The recent controversies over Disney's filming of its live-action movie Mulan in China's Xinjiang Ugyur Autonomous Region and its credits thanking security and publicity departments in Xinjiang which offered assistance to the filming did not end here. On Friday, a bipartisan group of US lawmakers asked Walt Disney Co. Chief Executive Officer Bob Chapek to explain the company's contacts with Xinjiang during the production of the film.
Expectedly, these lawmakers include radical anti-China Republican senators Marco Rubio and Tom Cotton who are addicted to finding faults with China over every single issue and who are always at the frontline of the US' anti-China path.

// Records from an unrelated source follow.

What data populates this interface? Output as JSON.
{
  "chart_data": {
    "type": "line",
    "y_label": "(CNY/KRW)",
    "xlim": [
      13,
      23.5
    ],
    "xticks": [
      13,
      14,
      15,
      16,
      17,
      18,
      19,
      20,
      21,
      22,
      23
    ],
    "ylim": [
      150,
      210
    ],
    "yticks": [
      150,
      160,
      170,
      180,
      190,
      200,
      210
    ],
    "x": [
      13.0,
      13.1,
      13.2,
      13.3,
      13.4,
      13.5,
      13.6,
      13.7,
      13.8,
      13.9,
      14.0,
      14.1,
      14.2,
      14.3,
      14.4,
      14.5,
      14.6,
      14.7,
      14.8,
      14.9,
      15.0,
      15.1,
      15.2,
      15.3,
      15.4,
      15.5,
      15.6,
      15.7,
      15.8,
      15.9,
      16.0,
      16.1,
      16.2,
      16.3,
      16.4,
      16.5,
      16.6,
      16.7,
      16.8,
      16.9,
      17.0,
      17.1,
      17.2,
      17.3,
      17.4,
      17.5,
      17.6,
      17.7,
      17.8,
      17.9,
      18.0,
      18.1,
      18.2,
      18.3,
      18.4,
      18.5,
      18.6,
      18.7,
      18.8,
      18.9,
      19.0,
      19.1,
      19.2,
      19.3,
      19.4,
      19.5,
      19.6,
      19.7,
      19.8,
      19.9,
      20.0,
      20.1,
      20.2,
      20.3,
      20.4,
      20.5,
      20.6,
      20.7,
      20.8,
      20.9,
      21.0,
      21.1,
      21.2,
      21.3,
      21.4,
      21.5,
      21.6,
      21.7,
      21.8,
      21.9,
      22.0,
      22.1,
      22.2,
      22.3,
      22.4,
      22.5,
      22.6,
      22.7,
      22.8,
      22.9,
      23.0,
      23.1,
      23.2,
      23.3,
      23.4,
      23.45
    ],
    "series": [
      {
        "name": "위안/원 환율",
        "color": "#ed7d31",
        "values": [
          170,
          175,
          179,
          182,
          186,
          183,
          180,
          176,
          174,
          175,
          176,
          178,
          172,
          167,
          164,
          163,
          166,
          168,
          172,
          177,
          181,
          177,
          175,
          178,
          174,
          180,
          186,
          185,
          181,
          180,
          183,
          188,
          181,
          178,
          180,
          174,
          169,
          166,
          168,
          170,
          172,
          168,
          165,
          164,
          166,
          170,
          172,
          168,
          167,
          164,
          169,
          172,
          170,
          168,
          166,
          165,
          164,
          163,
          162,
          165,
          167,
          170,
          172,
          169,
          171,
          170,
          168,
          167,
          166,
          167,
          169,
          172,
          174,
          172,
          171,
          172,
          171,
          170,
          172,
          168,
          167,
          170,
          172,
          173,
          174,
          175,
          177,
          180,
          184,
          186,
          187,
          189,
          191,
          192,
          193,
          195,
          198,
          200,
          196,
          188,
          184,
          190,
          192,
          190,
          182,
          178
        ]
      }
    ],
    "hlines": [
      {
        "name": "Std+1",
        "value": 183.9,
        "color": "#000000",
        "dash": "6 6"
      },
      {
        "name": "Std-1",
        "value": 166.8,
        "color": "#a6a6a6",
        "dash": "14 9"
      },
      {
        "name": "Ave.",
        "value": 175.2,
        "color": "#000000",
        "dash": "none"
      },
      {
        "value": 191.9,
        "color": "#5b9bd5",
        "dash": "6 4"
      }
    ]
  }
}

The promotion of Mulan was not smooth from the very beginning. US politicians might not like Mulan because the film is full of Chinese elements. With the mentality of decoupling with China economically and culturally, they just don't want American audiences to be exposed to anything related to China.
When showing their biting teeth to China, US politicians often lecture China about what the market really means when it comes to US dissatisfaction with China's state role in its economy. Claiming that they are standing on high moral ground, they also tout freedom of expression in films and social life. But when it comes to the practices of their country and their own, all their rhetoric just falls flat.
The New York Times in a 2019 article calls American companies' way of doing business in China as an "accession to China's limits on liberty" and "corporate capitulation." "If the first and most important cost of doing business in China is the surgical extraction of a CEO's spine, many businesses are only too happy to provide the stretcher and the scalpel," reads the article. Ironically, the ones that provide the stretcher and the scalpel are political clowns like Rubio and Cotton. Now they are using their coercive tactics on American companies.
The choice of places for production is supposed to be free to filmmakers who are trying their best to make artistic works to serve their audience. This is considered the essence of the market. The credit given to those who lend a helping hand is also a professional and sensible etiquette. If Disney bows to the pressure of US lawmakers, that's the real humiliation for the US version of the market and liberty.
As US politicians keep politicizing the episode over Mulan, they are fanning the flames of anti-China sentiment in the US. Their Xinjiang card is never about the Xinjiang people's well-being, but a convenient lever they use to strategically contain China.
Whenever there is a China-related issue, restless US anti-China politicians will make clamor. The truth-seeking spirit needed to form a correct understanding of China just does not exist in them. Their understanding of Xinjiang is particularly detached from reality. They refuse to think seriously about China, but only oppose for the sake of opposing anything about China. The US society's understanding of China is now manipulated by a group of certain anti-China political fanatics, which is a loss to the US only.